State’s local content procurement policy still faces hurdles
However, officials say the policy is slowly starting to bear fruit, with R76bn worth of public contracts awarded to local manufacturers to date
The government’s local content policy, which was introduced almost a decade ago to fast track industrialisation and BEE, continues to face several challenges including manipulation of tender documents and the illicit importation of products that are meant to be manufactured locally.
But despite these challenges, the department of trade & industry, however, said the policy was slowly beginning to bear fruit with R76bn worth of public contracts awarded to local manufacturers to date.
Various estimates suggest that the government spends up to 40% of public funds on procuring goods and services, making it a potential hotbed of corrupt practices. According to the budget tabled in parliament in February for 2020/2021, revenue is projected to be R1.58-trillion, or 29.2% of GDP. Expenditure is projected at R1.95-trillion, or 36% of GDP.

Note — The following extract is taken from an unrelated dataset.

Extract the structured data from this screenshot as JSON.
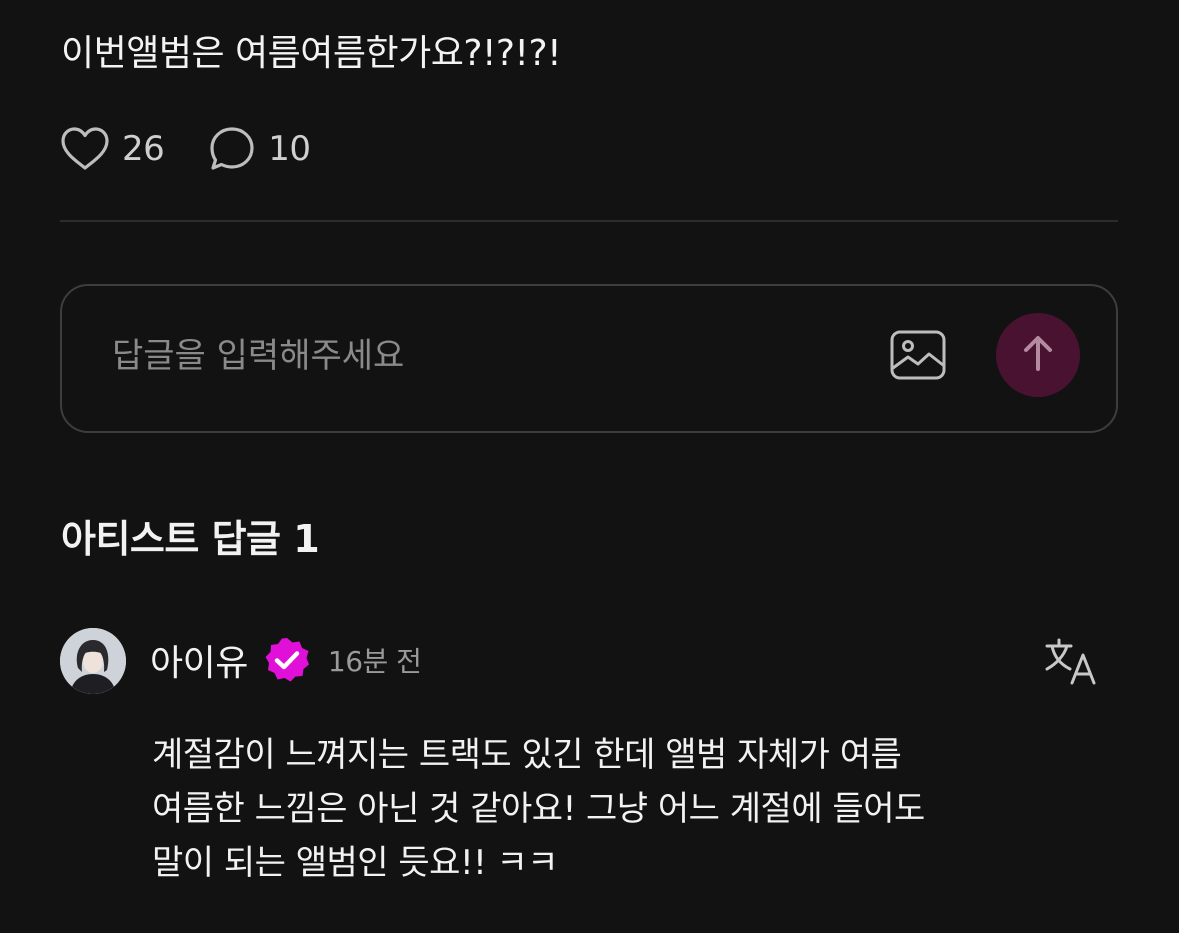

The procurement system has been embroiled in allegations of corruption amid increasing concerns that state-owned entities are not implementing the localisation policy effectively. Parliament has previously cited Transnet and the Passenger Rail Agency of SA as some of the culprits, with low levels of localisation. Three of the four contracts Transnet signed for the R54.5bn acquisition of 1,064 locomotives had no local content obligations whatsoever, constituting a huge loss of opportunity for local industrialisation and BEE.
In March 2014, when the Transnet contracts were signed with South China Rail, North China Rail, General Electric and Bombardier Transportation, they represented the second-largest rail acquisition programme in the world. The contracts were declared irregular and unlawful.
The department's chief director of industrial procurement, Tebogo Makube, told parliament this week that local content was one of the instruments used by the government to leverage public expenditure to support industrial development and economic growth in the country. He also emphasised that the local content policy should not be viewed in isolation from other instruments that are being used by the government to support industrial development.
Makube said the challenges encountered in the implementation of the local content policy were multifaceted and included the advertising of designated tenders without local content requirements, lack of proper evaluation of bids/tenders in line with the local content requirements by some organs of state, the manipulation of the bid price to meet local content requirements, and illicit importation of products that are supposed to be manufactured in SA in line with the local content policy.
Furthermore, the prolonged time it takes to adjudicate tenders and place orders, sometimes negatively affects the operation and profitability of local manufacturers, Makube said.
Makube said the department has made R20m available over the medium term to the SA Bureau of Standards to continue with the local content verification. The government is also looking at other options to strengthen the local content verification process.
The department is also working with the Proudly SA through the tender monitoring system to monitor tenders in line with the local content requirements. This includes working with the office of the auditor-general to ensure tenders that are designated for local content and production are audited and audit opinions issued by the latter.
Makube also said the gazetting of the draft Public Procurement Bill in February creates an opportunity to strengthen compliance on local content.
The draft bill proposes a single regulatory framework for procurement applicable to national, provincial and local government, as well as state-owned entities.
The Treasury said that once the bill becomes law, it will eliminate fragmentation in the laws that deal with public sector procurement.
“The bill creates a more flexible preferential procurement regime and enables the minister of finance, after consulting responsible ministers, to prescribe a framework for preferential procurement.
“To advance economic opportunities for previously disadvantaged people, specific provision is made for women, the youth and people with disabilities; small businesses; locally produced goods, including local technology and its commercialisation,” it said.